Confederate re-enactors dressed in period uniforms fired a volley as part of the Macon chapter of Military Order of Stars and Bars’ annual Confederate Memorial Day event.
Asked why he dons a wool uniform on a hot Georgia afternoon, Frank Groce said it’s for “Southern heritage” and to make the past come to life.
When people can see the uniforms and muskets, and touch them … it makes it not so far in the past,” he said.
Another re-enactor, J.R. Hardman said it’s important to remember history so it doesn’t happen again. “We can all remember what unites us and makes us the same and makes us free,” Hardman said.
Gathering in front of the Confederate monument in the triangle park bordered by Cotton Avenue, Second Street and Mulberry Street Lane, a small group listened to 1860s-era music and participated in a memorial service.

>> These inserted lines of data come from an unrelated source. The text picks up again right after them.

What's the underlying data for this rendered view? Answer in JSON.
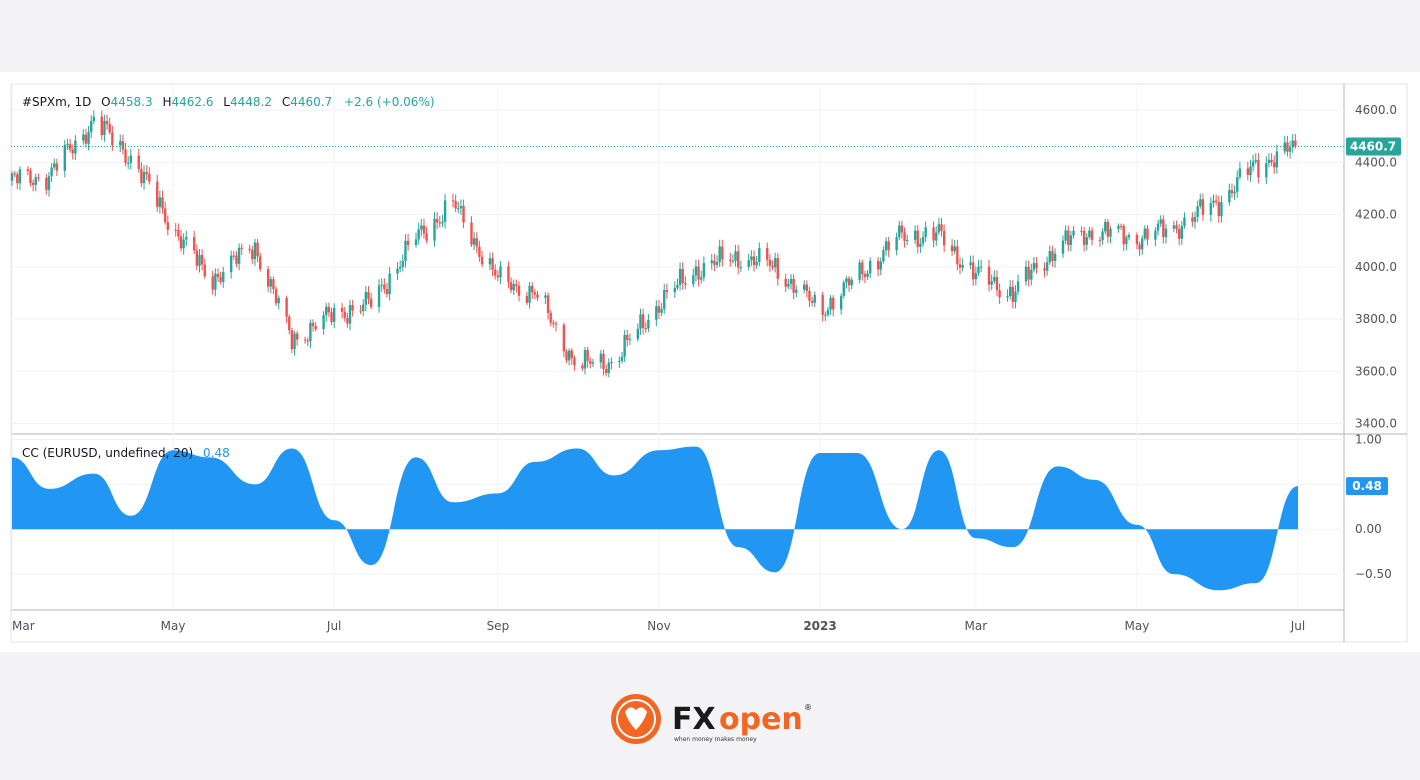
{
  "symbol": "#SPXm, 1D",
  "ohlc": {
    "o_label": "O",
    "o_value": "4458.3",
    "h_label": "H",
    "h_value": "4462.6",
    "l_label": "L",
    "l_value": "4448.2",
    "c_label": "C",
    "c_value": "4460.7",
    "change": "+2.6 (+0.06%)"
  },
  "price_axis": {
    "ticks": [
      "4600.0",
      "4400.0",
      "4200.0",
      "4000.0",
      "3800.0",
      "3600.0",
      "3400.0"
    ],
    "last_price_badge": "4460.7"
  },
  "indicator": {
    "name": "CC (EURUSD, undefined, 20)",
    "value": "0.48",
    "ticks": [
      "1.00",
      "0.50",
      "0.00",
      "−0.50"
    ],
    "badge": "0.48"
  },
  "time_axis": {
    "labels": [
      "Mar",
      "May",
      "Jul",
      "Sep",
      "Nov",
      "2023",
      "Mar",
      "May",
      "Jul"
    ]
  },
  "brand": {
    "name_fx": "FX",
    "name_open": "open",
    "tagline": "when money makes money",
    "registered": "®"
  },
  "colors": {
    "up": "#26a69a",
    "down": "#ef5350",
    "indicator_fill": "#2196f3",
    "text": "#131722",
    "axis_text": "#50535e",
    "brand_orange": "#f26522"
  },
  "chart_data": [
    {
      "type": "candlestick",
      "title": "#SPXm, 1D",
      "x": [
        "2022-03-01",
        "2022-03-15",
        "2022-04-01",
        "2022-04-15",
        "2022-05-01",
        "2022-05-15",
        "2022-06-01",
        "2022-06-15",
        "2022-07-01",
        "2022-07-15",
        "2022-08-01",
        "2022-08-15",
        "2022-09-01",
        "2022-09-15",
        "2022-10-01",
        "2022-10-15",
        "2022-11-01",
        "2022-11-15",
        "2022-12-01",
        "2022-12-15",
        "2023-01-01",
        "2023-01-15",
        "2023-02-01",
        "2023-02-15",
        "2023-03-01",
        "2023-03-15",
        "2023-04-01",
        "2023-04-15",
        "2023-05-01",
        "2023-05-15",
        "2023-06-01",
        "2023-06-15",
        "2023-07-01"
      ],
      "close": [
        4330,
        4350,
        4560,
        4420,
        4150,
        3950,
        4080,
        3720,
        3820,
        3860,
        4110,
        4240,
        3950,
        3900,
        3620,
        3640,
        3860,
        3990,
        4040,
        4000,
        3830,
        3960,
        4120,
        4120,
        3970,
        3900,
        4080,
        4140,
        4110,
        4150,
        4250,
        4390,
        4460.7
      ],
      "ylim": [
        3400,
        4700
      ],
      "y_ticks": [
        3400,
        3600,
        3800,
        4000,
        4200,
        4400,
        4600
      ],
      "last_price": 4460.7,
      "x_tick_labels": [
        "Mar",
        "May",
        "Jul",
        "Sep",
        "Nov",
        "2023",
        "Mar",
        "May",
        "Jul"
      ]
    },
    {
      "type": "area",
      "title": "CC (EURUSD, undefined, 20)",
      "x": [
        "2022-03-01",
        "2022-03-15",
        "2022-04-01",
        "2022-04-15",
        "2022-05-01",
        "2022-05-15",
        "2022-06-01",
        "2022-06-15",
        "2022-07-01",
        "2022-07-15",
        "2022-08-01",
        "2022-08-15",
        "2022-09-01",
        "2022-09-15",
        "2022-10-01",
        "2022-10-15",
        "2022-11-01",
        "2022-11-15",
        "2022-12-01",
        "2022-12-15",
        "2023-01-01",
        "2023-01-15",
        "2023-02-01",
        "2023-02-15",
        "2023-03-01",
        "2023-03-15",
        "2023-04-01",
        "2023-04-15",
        "2023-05-01",
        "2023-05-15",
        "2023-06-01",
        "2023-06-15",
        "2023-07-01"
      ],
      "values": [
        0.8,
        0.45,
        0.62,
        0.15,
        0.88,
        0.8,
        0.5,
        0.9,
        0.1,
        -0.4,
        0.8,
        0.3,
        0.4,
        0.75,
        0.9,
        0.6,
        0.88,
        0.92,
        -0.2,
        -0.48,
        0.85,
        0.85,
        0.0,
        0.88,
        -0.1,
        -0.2,
        0.7,
        0.55,
        0.05,
        -0.5,
        -0.68,
        -0.6,
        0.48
      ],
      "ylim": [
        -0.9,
        1.05
      ],
      "y_ticks": [
        1.0,
        0.5,
        0.0,
        -0.5
      ],
      "last_value": 0.48,
      "fill_color": "#2196f3"
    }
  ]
}
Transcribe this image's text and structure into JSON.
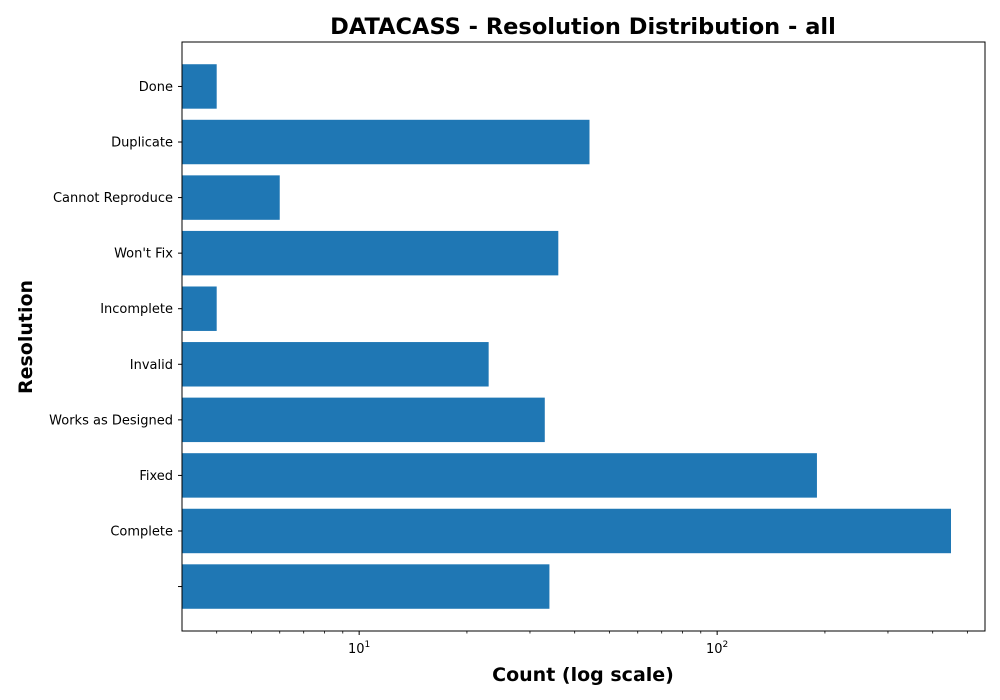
{
  "chart_data": {
    "type": "bar",
    "orientation": "horizontal",
    "title": "DATACASS - Resolution Distribution - all",
    "xlabel": "Count (log scale)",
    "ylabel": "Resolution",
    "x_scale": "log",
    "xlim": [
      3.2,
      560
    ],
    "x_ticks": [
      {
        "value": 10,
        "label": "10",
        "exp": "1"
      },
      {
        "value": 100,
        "label": "10",
        "exp": "2"
      }
    ],
    "categories": [
      "",
      "Complete",
      "Fixed",
      "Works as Designed",
      "Invalid",
      "Incomplete",
      "Won't Fix",
      "Cannot Reproduce",
      "Duplicate",
      "Done"
    ],
    "values": [
      34,
      450,
      190,
      33,
      23,
      4,
      36,
      6,
      44,
      4
    ],
    "bar_color": "#1f77b4",
    "grid": false,
    "legend": "none"
  }
}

Martin Bell, commander of the local Military Order of Stars and Bars group, said he thinks former Macon Mayor C. Jack Ellis’s Friday news conference with the NAACP opposing the Just Tap’d craft beer festival being held in Rosa Parks Square may have impacted attendance at the memorial event.

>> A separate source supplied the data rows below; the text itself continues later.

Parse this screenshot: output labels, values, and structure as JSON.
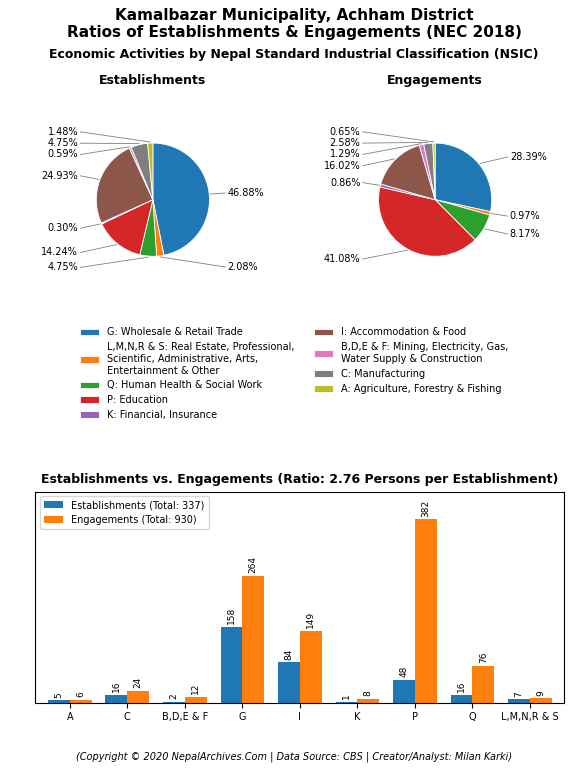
{
  "title": "Kamalbazar Municipality, Achham District\nRatios of Establishments & Engagements (NEC 2018)",
  "subtitle": "Economic Activities by Nepal Standard Industrial Classification (NSIC)",
  "annotations": [
    "(Copyright © 2020 NepalArchives.Com | Data Source: CBS | Creator/Analyst: Milan Karki)"
  ],
  "chart_data": [
    {
      "type": "pie",
      "title": "Establishments",
      "categories": [
        "G: Wholesale & Retail Trade",
        "L,M,N,R & S: Real Estate, Professional,\nScientific, Administrative, Arts,\nEntertainment & Other",
        "Q: Human Health & Social Work",
        "P: Education",
        "K: Financial, Insurance",
        "I: Accommodation & Food",
        "B,D,E & F: Mining, Electricity, Gas,\nWater Supply & Construction",
        "C: Manufacturing",
        "A: Agriculture, Forestry & Fishing"
      ],
      "values": [
        46.88,
        2.08,
        4.75,
        14.24,
        0.3,
        24.93,
        0.59,
        4.75,
        1.48
      ],
      "value_labels": [
        "46.88%",
        "2.08%",
        "4.75%",
        "14.24%",
        "0.30%",
        "24.93%",
        "0.59%",
        "4.75%",
        "1.48%"
      ],
      "data_labels": true,
      "legend": "upper center"
    },
    {
      "type": "pie",
      "title": "Engagements",
      "categories": [
        "G: Wholesale & Retail Trade",
        "L,M,N,R & S: Real Estate, Professional,\nScientific, Administrative, Arts,\nEntertainment & Other",
        "Q: Human Health & Social Work",
        "P: Education",
        "K: Financial, Insurance",
        "I: Accommodation & Food",
        "B,D,E & F: Mining, Electricity, Gas,\nWater Supply & Construction",
        "C: Manufacturing",
        "A: Agriculture, Forestry & Fishing"
      ],
      "values": [
        28.39,
        0.97,
        8.17,
        41.08,
        0.86,
        16.02,
        1.29,
        2.58,
        0.65
      ],
      "value_labels": [
        "28.39%",
        "0.97%",
        "8.17%",
        "41.08%",
        "0.86%",
        "16.02%",
        "1.29%",
        "2.58%",
        "0.65%"
      ],
      "data_labels": true
    },
    {
      "type": "bar",
      "title": "Establishments vs. Engagements (Ratio: 2.76 Persons per Establishment)",
      "categories": [
        "A",
        "C",
        "B,D,E & F",
        "G",
        "I",
        "K",
        "P",
        "Q",
        "L,M,N,R & S"
      ],
      "series": [
        {
          "name": "Establishments (Total: 337)",
          "values": [
            5,
            16,
            2,
            158,
            84,
            1,
            48,
            16,
            7
          ]
        },
        {
          "name": "Engagements (Total: 930)",
          "values": [
            6,
            24,
            12,
            264,
            149,
            8,
            382,
            76,
            9
          ]
        }
      ],
      "ylim": [
        0,
        440
      ],
      "data_labels": true,
      "tick_labels": "x",
      "legend": "upper left"
    }
  ]
}
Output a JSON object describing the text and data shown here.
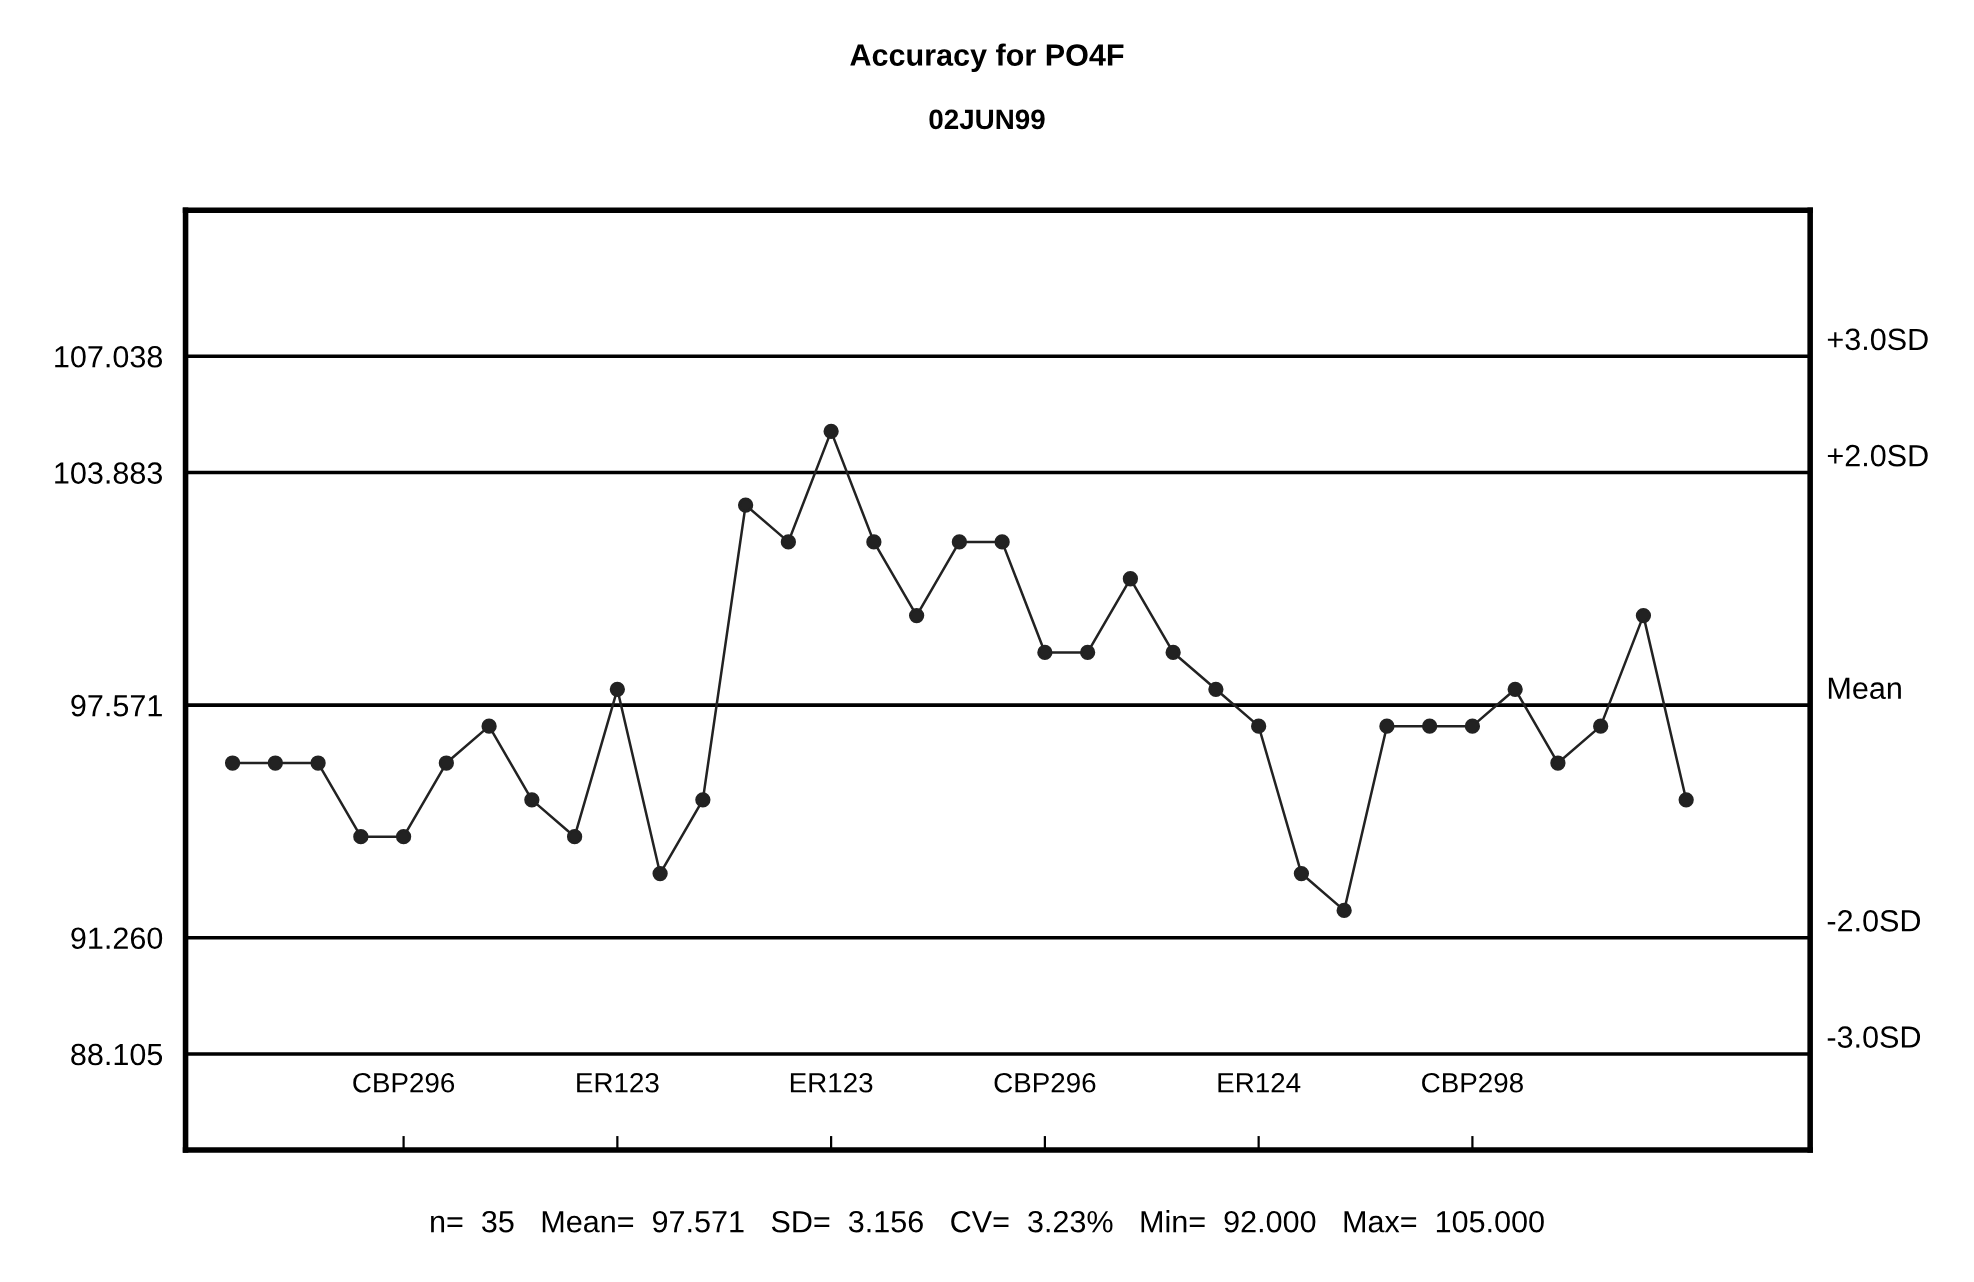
{
  "chart_data": {
    "type": "line",
    "title": "Accuracy for PO4F",
    "subtitle": "02JUN99",
    "categories": [
      null,
      null,
      null,
      null,
      "CBP296",
      null,
      null,
      null,
      null,
      "ER123",
      null,
      null,
      null,
      null,
      "ER123",
      null,
      null,
      null,
      null,
      "CBP296",
      null,
      null,
      null,
      null,
      "ER124",
      null,
      null,
      null,
      null,
      "CBP298",
      null,
      null,
      null,
      null,
      null
    ],
    "series": [
      {
        "color": "#222222",
        "values": [
          96,
          96,
          96,
          94,
          94,
          96,
          97,
          95,
          94,
          98,
          93,
          95,
          103,
          102,
          105,
          102,
          100,
          102,
          102,
          99,
          99,
          101,
          99,
          98,
          97,
          93,
          92,
          97,
          97,
          97,
          98,
          96,
          97,
          100,
          95
        ]
      }
    ],
    "marker": "circle",
    "line_style": "solid",
    "grid": false,
    "legend": false,
    "ylim": [
      85.5,
      111
    ],
    "yticks": [
      88.105,
      {
        "value": 91.26,
        "label": "91.260"
      },
      97.571,
      103.883,
      107.038
    ],
    "ref_lines": [
      {
        "axis": "y",
        "value": 107.038,
        "label": "+3.0SD",
        "color": "#000000"
      },
      {
        "axis": "y",
        "value": 103.883,
        "label": "+2.0SD",
        "color": "#000000"
      },
      {
        "axis": "y",
        "value": 97.571,
        "label": "Mean",
        "color": "#000000"
      },
      {
        "axis": "y",
        "value": 91.26,
        "label": "-2.0SD",
        "color": "#000000"
      },
      {
        "axis": "y",
        "value": 88.105,
        "label": "-3.0SD",
        "color": "#000000"
      }
    ],
    "annotations": [
      "n=  35   Mean=  97.571   SD=  3.156   CV=  3.23%   Min=  92.000   Max=  105.000"
    ]
  }
}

“I think the controversy going on up the street hurt us greatly this year,” Bell said. “I think people were afraid something was going to happen and it didn’t.”
Last year, about 60 people attended the memorial. This year, there were only a few attendees not involved in the program.
A couple blocks away, Jeff Kressin, owner of Just Tap’d and the Ocmulgee Brew Pub, said attendance at the beer festival was larger than last year with a couple thousand people showing up by midafternoon.
“We are ecstatic,” he said. “Sales are up. Attendance is up.”
The Confederate statue that faces the intersection of Cotton Avenue and Second Street was defaced by graffiti April 21 during the NewTown Macon Pop-Up Plaza event, Bell said.
He said the graffiti was discovered early the following morning and was cleaned by volunteers.
It appeared four different people had scrawled in chalk on the monument’s base. On one side, someone wrote “This Statue Sucks,” Bell said.
During the memorial program, author Joe Byrd talked about his book chronicling a confederate sharpshooter and his concerns that the story of the American South has been told in a way that maligns his ancestors.
In a time when the country is talking about fake news, he said he’s concerned about “fake history.”
“Our Confederate ancestors deserve honor and respect for what they endured, represented and in most cases sincerely believed,” Byrd said. “I encourage us all to make an effort to keep the flame burning for truth and not give in to fake history and political correctness.”